Thursday, February 14, 2013
With a projected win total of 86 1/2, bettors can place a season-long wager on whether the Yankees will have 87 wins or more, or if they’ll have 86 wins or fewer. A winning $115 wager would return a $100 profit. New York’s worst record during the past 17 years was an 87-74 mark in 2000, when it went on to win a third straight World Series title.
The Yankees head into spring training with 14-1 odds of winning this year’s World Series, tied for eighth among the league’s 30 teams at the Las Vegas Hotel’s Super Book. The Los Angeles Angels, Detroit Tigers, Los Angeles Dodgers, Washington Nationals, Cincinnati Reds, Toronto Blue Jays and defending champion San Francisco Giants currently have better odds.
See, CAIRO is projecting 87 wins. So changing the underlying components and assumptions to make the Yankees look better than they are is working as designed.
Seriously, I’m sure this news is shocking for Hal Steinbrenner.
Even more seriously, Vegas odds are based on public perception and not on rigorous statistical analysis. They are created with an eye on maximizing profits by splitting the bet as evenly as possible and not on getting all the teams right. While there’s something to be said for the wisdom of crowds, perception that the Yankees “haven’t done anything” is likely a large driver in what bettors are seeing. Whether or not the bettors are right remains to be seen.
If I was still a betting man and was forced to take the over/under, I’d take the over on 86.5. But I’d rather sit this one out.
In other news, the Yankees have acquired reliever Shawn Kelley from the Mariners for Abe Almonte. Assuming Kelley’s labrum is not torn already, here are his CAIRO percentile forecasts.

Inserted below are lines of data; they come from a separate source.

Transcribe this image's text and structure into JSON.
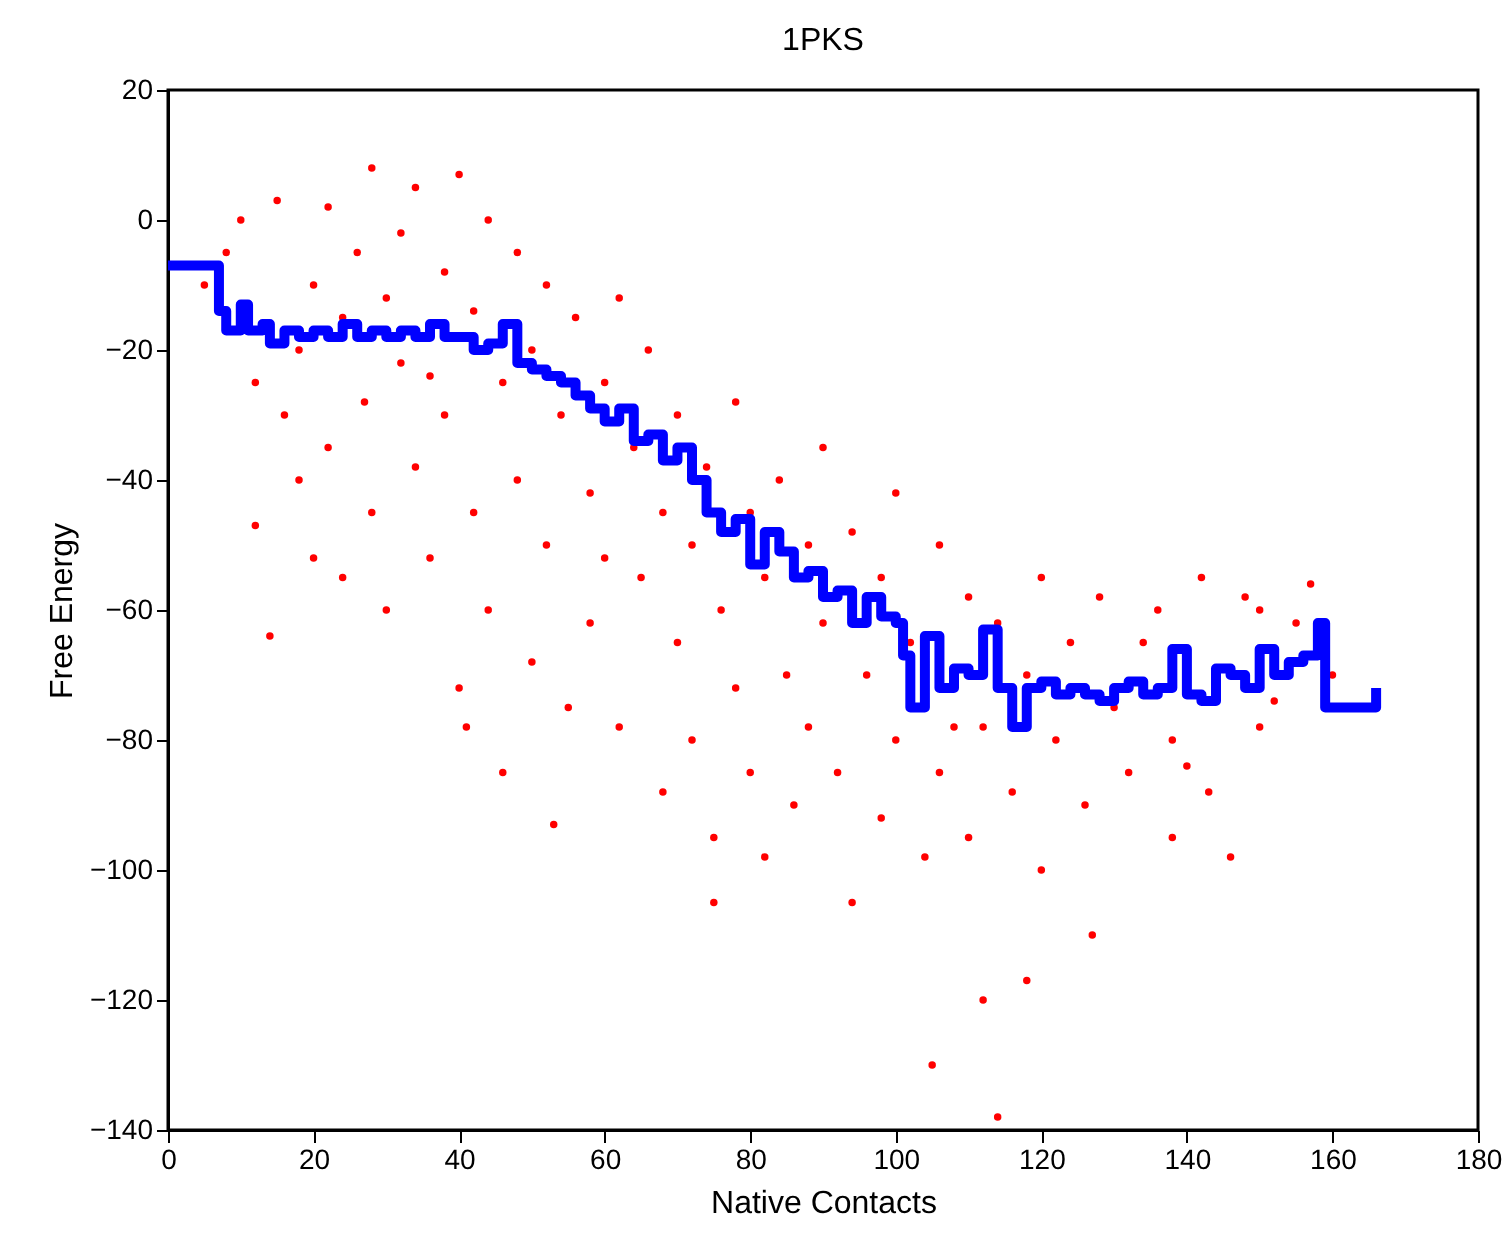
{
  "chart_data": {
    "type": "scatter",
    "title": "1PKS",
    "xlabel": "Native Contacts",
    "ylabel": "Free Energy",
    "xlim": [
      0,
      180
    ],
    "ylim": [
      -140,
      20
    ],
    "xticks": [
      0,
      20,
      40,
      60,
      80,
      100,
      120,
      140,
      160,
      180
    ],
    "yticks": [
      -140,
      -120,
      -100,
      -80,
      -60,
      -40,
      -20,
      0,
      20
    ],
    "grid": false,
    "series": [
      {
        "marker": "circle",
        "color": "#ff0000",
        "x": [
          5,
          8,
          10,
          12,
          12,
          14,
          15,
          16,
          18,
          18,
          20,
          20,
          22,
          22,
          24,
          24,
          26,
          27,
          28,
          28,
          30,
          30,
          32,
          32,
          34,
          34,
          36,
          36,
          38,
          38,
          40,
          40,
          41,
          42,
          42,
          44,
          44,
          46,
          46,
          48,
          48,
          50,
          50,
          52,
          52,
          53,
          54,
          55,
          56,
          58,
          58,
          60,
          60,
          62,
          62,
          64,
          65,
          66,
          68,
          68,
          70,
          70,
          72,
          72,
          74,
          75,
          75,
          76,
          78,
          78,
          80,
          80,
          82,
          82,
          84,
          85,
          86,
          88,
          88,
          90,
          90,
          92,
          94,
          94,
          96,
          98,
          98,
          100,
          100,
          102,
          104,
          105,
          106,
          106,
          108,
          110,
          110,
          112,
          112,
          114,
          114,
          116,
          118,
          118,
          120,
          120,
          122,
          124,
          126,
          127,
          128,
          130,
          132,
          134,
          136,
          138,
          138,
          140,
          142,
          143,
          146,
          148,
          150,
          150,
          152,
          155,
          157,
          160
        ],
        "values": [
          -10,
          -5,
          0,
          -25,
          -47,
          -64,
          3,
          -30,
          -20,
          -40,
          -10,
          -52,
          2,
          -35,
          -15,
          -55,
          -5,
          -28,
          8,
          -45,
          -12,
          -60,
          -2,
          -22,
          5,
          -38,
          -24,
          -52,
          -8,
          -30,
          7,
          -72,
          -78,
          -14,
          -45,
          0,
          -60,
          -25,
          -85,
          -5,
          -40,
          -20,
          -68,
          -10,
          -50,
          -93,
          -30,
          -75,
          -15,
          -42,
          -62,
          -25,
          -52,
          -12,
          -78,
          -35,
          -55,
          -20,
          -45,
          -88,
          -30,
          -65,
          -50,
          -80,
          -38,
          -105,
          -95,
          -60,
          -28,
          -72,
          -45,
          -85,
          -55,
          -98,
          -40,
          -70,
          -90,
          -50,
          -78,
          -35,
          -62,
          -85,
          -48,
          -105,
          -70,
          -55,
          -92,
          -42,
          -80,
          -65,
          -98,
          -130,
          -50,
          -85,
          -78,
          -58,
          -95,
          -78,
          -120,
          -138,
          -62,
          -88,
          -70,
          -117,
          -55,
          -100,
          -80,
          -65,
          -90,
          -110,
          -58,
          -75,
          -85,
          -65,
          -60,
          -80,
          -95,
          -84,
          -55,
          -88,
          -98,
          -58,
          -78,
          -60,
          -74,
          -62,
          -56,
          -70
        ]
      },
      {
        "type": "step",
        "color": "#0000ff",
        "x": [
          0,
          7,
          8,
          10,
          11,
          13,
          14,
          16,
          18,
          20,
          22,
          24,
          26,
          28,
          30,
          32,
          34,
          36,
          38,
          40,
          42,
          44,
          46,
          48,
          50,
          52,
          54,
          56,
          58,
          60,
          62,
          64,
          66,
          68,
          70,
          72,
          74,
          76,
          78,
          80,
          82,
          84,
          86,
          88,
          90,
          92,
          94,
          96,
          98,
          100,
          101,
          102,
          104,
          106,
          108,
          110,
          112,
          114,
          116,
          118,
          120,
          122,
          124,
          126,
          128,
          130,
          132,
          134,
          136,
          138,
          140,
          142,
          144,
          146,
          148,
          150,
          152,
          154,
          156,
          158,
          159,
          166
        ],
        "values": [
          -7,
          -14,
          -17,
          -13,
          -17,
          -16,
          -19,
          -17,
          -18,
          -17,
          -18,
          -16,
          -18,
          -17,
          -18,
          -17,
          -18,
          -16,
          -18,
          -18,
          -20,
          -19,
          -16,
          -22,
          -23,
          -24,
          -25,
          -27,
          -29,
          -31,
          -29,
          -34,
          -33,
          -37,
          -35,
          -40,
          -45,
          -48,
          -46,
          -53,
          -48,
          -51,
          -55,
          -54,
          -58,
          -57,
          -62,
          -58,
          -61,
          -62,
          -67,
          -75,
          -64,
          -72,
          -69,
          -70,
          -63,
          -72,
          -78,
          -72,
          -71,
          -73,
          -72,
          -73,
          -74,
          -72,
          -71,
          -73,
          -72,
          -66,
          -73,
          -74,
          -69,
          -70,
          -72,
          -66,
          -70,
          -68,
          -67,
          -62,
          -75,
          -72
        ]
      }
    ]
  }
}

FIP: Fielding-independent pitching
RAR: Runs saved above replacement level using RA
WAR: Wins above replacement level (RAR divided by 10)
Kelley takes a 40 man roster spot, but he does have an option left so he gives the Yankees a solid relief arm who averaged around 92 mph with his fastball last season and some roster flexibility. Almonte doesn’t look like much more than fringe prospect at best, whose upside may be fifth OF for defense and baserunning. I like this move.